Laurent Hoebrechts
Laurent Hoebrechts Journaliste musique

CINQ ANS APRÈS UN PREMIER ESSAI TRÈS REMARQUÉ, LONELADY SORT ENFIN UN NOUVEL ALBUM: HINTERLAND, PUNK DANS LA TÊTE, FUNK DANS LES JAMBES. MADE IN MANCHESTER!

LoneLady

« Hinterland »

DISTRIBUÉ PAR WARP.

8

Il faudra tout de même un jour dresser une topograhie du rock. Il est en effet amusant de voir à quel point la musique, ce truc volatile, flottant dans l’air, manifeste régulièrement le besoin de s’ancrer dans la terre. Comme si on ne pouvait bien la comprendre qu’en analysant son lieu d’origine, ses racines. Ce déterminisme-là, LoneLady a bien essayé d’y échapper, à la sortie de son premier album, Nerve Up en 2010. Oui, elle venait bien de Manchester, ce haut-lieu du rock. Elle y était même née, y avait grandi. Mais cela n’expliquait pas forcément tout de sa musique. D’ailleurs, ado, elle connaissait à peine la scène post-punk/new wave locale à laquelle la presse n’a pas manqué de la rattacher (l’influence Factory), déclarant avoir toujours davantage écouté REM que Joy Division… Soit. Au-delà des références, Nerve Up passa avant tout pour un premier essai racé, sec, tendu. En un mot, prometteur. Depuis, on était cependant resté sans nouvelles de la jeune femme. Il y a bien eu un disque collaboratif, Psychic Life, en 2011, réalisé sous la houlette des vétérans Jah Wobble et Keith Levene. Mais depuis plus rien. Cinq ans entre deux albums, c’est long. De quoi laisser largement le temps de se faire oublier. Que la jeune femme parvienne aujourd’hui à capter à nouveau l’attention indique à quel point son Hinterland est solide… Une plaque inspirée, brillante, et sonnant à vrai dire plus… mancunienne que jamais.

Trek urbain

Depuis Nerve Up, LoneLady, alias Julie Ann Campbell, a notamment aménagé son propre « studio »: un assemblage d’instruments et de matériel d’enregistrement, empilés dans un coin de son appart’, loué dans une tour d’habitation de la banlieue de Manchester. Le lit est dans la même pièce, raconte-t-elle dans The Quietus. De quoi s’assurer une véritable retraite monacale, la jeune femme se rasant régulièrement les cheveux, comme pour partir au combat. Conçu en solitaire, Hinterland est donc en partie son « inner land » à elle, son paysage intérieur –« I had to build a room to contain all the panic », chante-t-elle sur Mortar Remembers You.
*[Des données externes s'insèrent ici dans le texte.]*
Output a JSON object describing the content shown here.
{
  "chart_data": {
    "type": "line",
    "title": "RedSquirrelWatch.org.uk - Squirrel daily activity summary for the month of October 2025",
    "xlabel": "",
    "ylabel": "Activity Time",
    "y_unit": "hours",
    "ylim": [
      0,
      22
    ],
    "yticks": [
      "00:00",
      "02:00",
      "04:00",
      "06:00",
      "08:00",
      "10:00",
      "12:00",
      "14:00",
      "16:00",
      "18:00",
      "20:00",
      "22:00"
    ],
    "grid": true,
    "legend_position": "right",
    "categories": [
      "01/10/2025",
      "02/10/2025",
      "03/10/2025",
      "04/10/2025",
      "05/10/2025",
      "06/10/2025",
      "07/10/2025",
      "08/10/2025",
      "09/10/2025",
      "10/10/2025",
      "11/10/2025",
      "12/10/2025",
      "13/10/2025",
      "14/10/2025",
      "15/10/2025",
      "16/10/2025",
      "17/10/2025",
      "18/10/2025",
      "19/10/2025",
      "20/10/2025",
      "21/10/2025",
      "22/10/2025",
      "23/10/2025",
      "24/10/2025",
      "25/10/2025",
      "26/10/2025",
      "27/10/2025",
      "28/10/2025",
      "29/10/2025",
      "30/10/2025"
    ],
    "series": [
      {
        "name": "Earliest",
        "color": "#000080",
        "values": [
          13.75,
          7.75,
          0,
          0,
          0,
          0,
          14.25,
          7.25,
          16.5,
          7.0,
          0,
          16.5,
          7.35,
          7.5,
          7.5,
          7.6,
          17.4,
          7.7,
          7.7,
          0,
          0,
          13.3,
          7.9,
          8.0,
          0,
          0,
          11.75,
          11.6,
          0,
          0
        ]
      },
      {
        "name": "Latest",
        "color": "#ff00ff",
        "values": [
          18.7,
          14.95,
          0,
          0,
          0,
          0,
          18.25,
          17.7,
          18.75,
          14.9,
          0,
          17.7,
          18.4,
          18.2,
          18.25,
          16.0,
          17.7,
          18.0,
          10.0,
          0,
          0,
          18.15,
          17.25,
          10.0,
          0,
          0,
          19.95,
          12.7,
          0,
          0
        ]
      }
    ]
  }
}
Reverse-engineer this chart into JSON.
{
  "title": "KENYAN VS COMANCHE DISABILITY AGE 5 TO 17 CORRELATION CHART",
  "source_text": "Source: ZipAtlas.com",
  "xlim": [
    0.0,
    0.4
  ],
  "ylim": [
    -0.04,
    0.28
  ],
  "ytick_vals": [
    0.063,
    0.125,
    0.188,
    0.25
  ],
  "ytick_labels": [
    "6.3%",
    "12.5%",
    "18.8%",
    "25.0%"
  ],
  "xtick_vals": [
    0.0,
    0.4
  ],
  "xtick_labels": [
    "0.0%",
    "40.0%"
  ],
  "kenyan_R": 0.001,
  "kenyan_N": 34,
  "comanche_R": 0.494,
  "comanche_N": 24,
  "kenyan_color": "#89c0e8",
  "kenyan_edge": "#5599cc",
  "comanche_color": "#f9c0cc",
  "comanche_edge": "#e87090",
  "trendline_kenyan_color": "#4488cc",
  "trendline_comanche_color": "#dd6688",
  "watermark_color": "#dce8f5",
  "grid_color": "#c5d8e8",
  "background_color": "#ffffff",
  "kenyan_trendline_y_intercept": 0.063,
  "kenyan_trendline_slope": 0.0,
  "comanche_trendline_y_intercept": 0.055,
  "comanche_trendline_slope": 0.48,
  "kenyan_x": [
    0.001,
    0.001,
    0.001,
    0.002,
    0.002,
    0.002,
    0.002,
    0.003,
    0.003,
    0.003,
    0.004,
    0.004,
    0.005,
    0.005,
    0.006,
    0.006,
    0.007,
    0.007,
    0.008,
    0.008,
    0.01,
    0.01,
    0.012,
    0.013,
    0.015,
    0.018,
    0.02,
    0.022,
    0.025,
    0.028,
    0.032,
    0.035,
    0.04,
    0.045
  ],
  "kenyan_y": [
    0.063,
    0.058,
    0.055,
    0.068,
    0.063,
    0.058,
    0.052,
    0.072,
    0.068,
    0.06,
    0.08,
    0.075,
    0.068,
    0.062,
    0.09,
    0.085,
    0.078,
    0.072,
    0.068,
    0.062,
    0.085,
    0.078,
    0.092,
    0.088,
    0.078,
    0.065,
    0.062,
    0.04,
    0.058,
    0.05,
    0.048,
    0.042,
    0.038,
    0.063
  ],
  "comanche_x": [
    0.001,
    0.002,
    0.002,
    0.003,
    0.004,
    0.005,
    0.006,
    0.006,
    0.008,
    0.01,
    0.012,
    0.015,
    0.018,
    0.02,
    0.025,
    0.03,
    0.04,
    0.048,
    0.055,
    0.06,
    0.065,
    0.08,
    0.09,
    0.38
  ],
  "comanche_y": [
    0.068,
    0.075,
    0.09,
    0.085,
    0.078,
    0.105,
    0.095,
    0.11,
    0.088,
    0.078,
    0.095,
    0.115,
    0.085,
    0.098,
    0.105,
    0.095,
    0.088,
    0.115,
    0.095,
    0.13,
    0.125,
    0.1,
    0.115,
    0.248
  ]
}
Volontiers insulaire, Hinterland n’est pourtant pas le disque autiste que l’on aurait pu craindre. Il est d’abord la bande-son des longues balades que Campbell entreprend régulièrement, à travers les quartiers anonymes et abandonnés, situés en périphérie du centre et de la modernité. Un décor post-industriel d’usines abandonnées et de bâtiments débraillés, qui, de Sheffield à Detroit, a souvent donné des musiques à la fois dansantes et mécaniques. C’est le même principe ici: plus délibérement « funky » que sur Nerve Up, LoneLady a désormais libéré et « upgradé » son groove métallique. Cela s’entend dès l’ouverture avec Into The Cave, morceau remuant qui bouge sur une basse à la A Certain Ratio. C’est encore plus clair sur le single Groove It Out, ou sur (l Can See) Landscapes qui sonne comme un morceau des filles d’ESG. Plus riche, moins rigide, endossant l’esthétique post-punk sans s’y complaire, Hinterland se révèle finalement aussi tranchant qu’irrésistiblement dansant. Recommandé.

EN CONCERT LE 15/05, À L’ANCIENNE BELGIQUE, BRUXELLES.